Dragic, ostensibly on the downslope of his career, is worth making room for. He's got a shot-type for every level of the defense, and even at a more deliberate pace than fans remember from his zippy athletic prime, he's one of the best in the business at triggering a drive-and-kick sequence by straight-lining he way deep into the paint. What triggered Miami's monstrous third-quarter surge to wipe out a 15-point Boston lead was Spoelstra scaling back some of the ball-movement in his offense and unleashing the Dragic-Adebayo two-man game, featuring Dragic sprinting around an elbow hand-off and then floating an alley-oop to his big man, or driving Theis and Kemba Walker to the baseline and then whipping a pass into the heart of the defense for a cathartic Adebayo dunk. With Boston counterpunching late, Dragic sank a pair of freebies to put the Heat ahead and then rainbowed home that absurd step-back to gain a two-shot cushion Miami would not relinquish.

Butler talked after the game about how the work Dragic did on the offensive end freed him to make the two stellar defensive plays down the stretch that helped sink the swooning Celtics, to be an energy guy who locks in primarily on that end, while Dragic does the work of setting the table and making sure everyone is in the right place and comfortable and confident in Miami's offense. That's a big job, and the rewards are doubled when taking it on relieves one of the league's premier defenders from those responsibilities. Spoelstra highlighted the importance of Dragic's ability to make something from nothing against as fundamentally solid a defense as Boston's.

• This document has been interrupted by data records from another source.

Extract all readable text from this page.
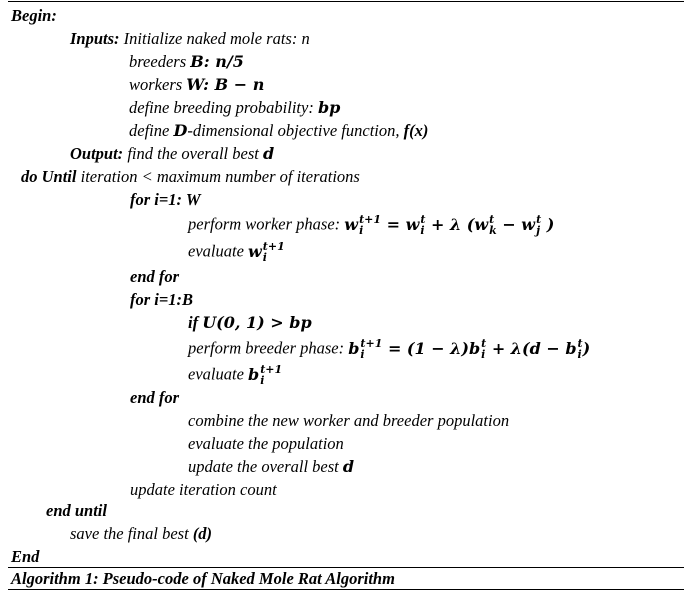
Begin:
Inputs: Initialize naked mole rats: n
breeders B: n/5
workers W: B − n
define breeding probability: bp
define D-dimensional objective function, f(x)
Output: find the overall best d
do Until iteration < maximum number of iterations
for i=1: W
perform worker phase: w t+1
i	= w t
i + λ (w t
k − w t
j )
evaluate w t+1
i
end for
for i=1:B
if U(0, 1) > bp
perform breeder phase: b t+1
i	= (1 − λ)b t
i + λ(d − b t
i )
evaluate b t+1
i
end for
combine the new worker and breeder population
evaluate the population
update the overall best d
update iteration count
end until
save the final best (d)
End
Algorithm 1: Pseudo-code of Naked Mole Rat Algorithm
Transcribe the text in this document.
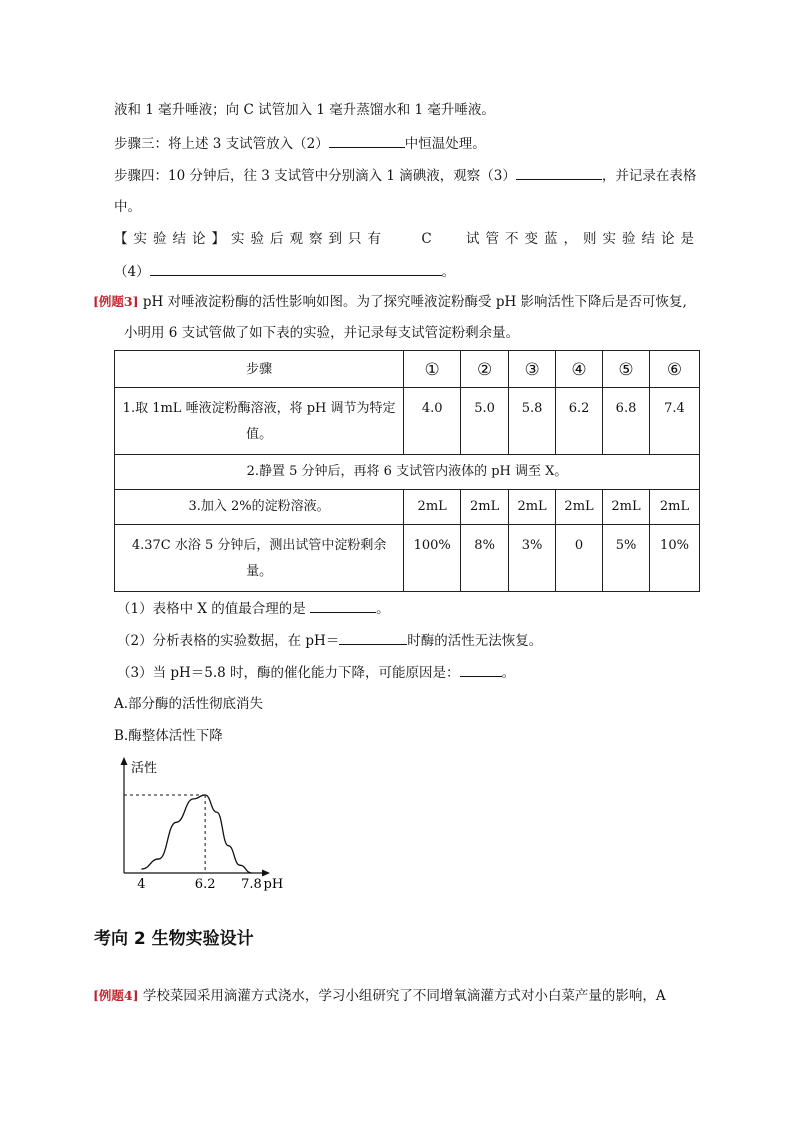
液和 1 毫升唾液；向 C 试管加入 1 毫升蒸馏水和 1 毫升唾液。
步骤三：将上述 3 支试管放入（2）	中恒温处理。
步骤四：10 分钟后，往 3 支试管中分别滴入 1 滴碘液，观察（3）	，并记录在表格
中。
【实验结论】实验后观察到只有	C	试管不变蓝，则实验结论是
（4）	。
[例题3] pH 对唾液淀粉酶的活性影响如图。为了探究唾液淀粉酶受 pH 影响活性下降后是否可恢复,
小明用 6 支试管做了如下表的实验，并记录每支试管淀粉剩余量。
步骤	①	②	③	④	⑤	⑥

1.取 1mL 唾液淀粉酶溶液，将 pH 调节为特定
值。	4.0	5.0	5.8	6.2	6.8	7.4
2.静置 5 分钟后，再将 6 支试管内液体的 pH 调至 X。						
3.加入 2%的淀粉溶液。	2mL	2mL	2mL	2mL	2mL	2mL

4.37C 水浴 5 分钟后，测出试管中淀粉剩余
量。	100%	8%	3%	0	5%	10%
（1）表格中 X 的值最合理的是	。
（2）分析表格的实验数据，在 pH＝	时酶的活性无法恢复。
（3）当 pH＝5.8 时，酶的催化能力下降，可能原因是：	。
A.部分酶的活性彻底消失
B.酶整体活性下降
活性
4	6.2 7.8 pH
考向 2 生物实验设计
[例题4] 学校菜园采用滴灌方式浇水，学习小组研究了不同增氧滴灌方式对小白菜产量的影响，A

It's just a very cool world we find ourselves in after two games of the Eastern Conference Finals: the Heat are the NBA team that is closest to a Finals berth, and their most important offensive player is the wily old veteran role-player, juicing them up with dynamic ball-handling when they get bogged down, and bailing them out with big shots when they start foundering. This is an unusual look for a team buzzsawing its way to a 10-1 playoff record, but it rules all the harder for its weirdness. Zone defense, a reclamation shooter, the unshackled all-court ambitions of a rim-running center, a no-nonsense Slovenian to stir the pot, and Jim Ass. Fuck it, man. Go Heat.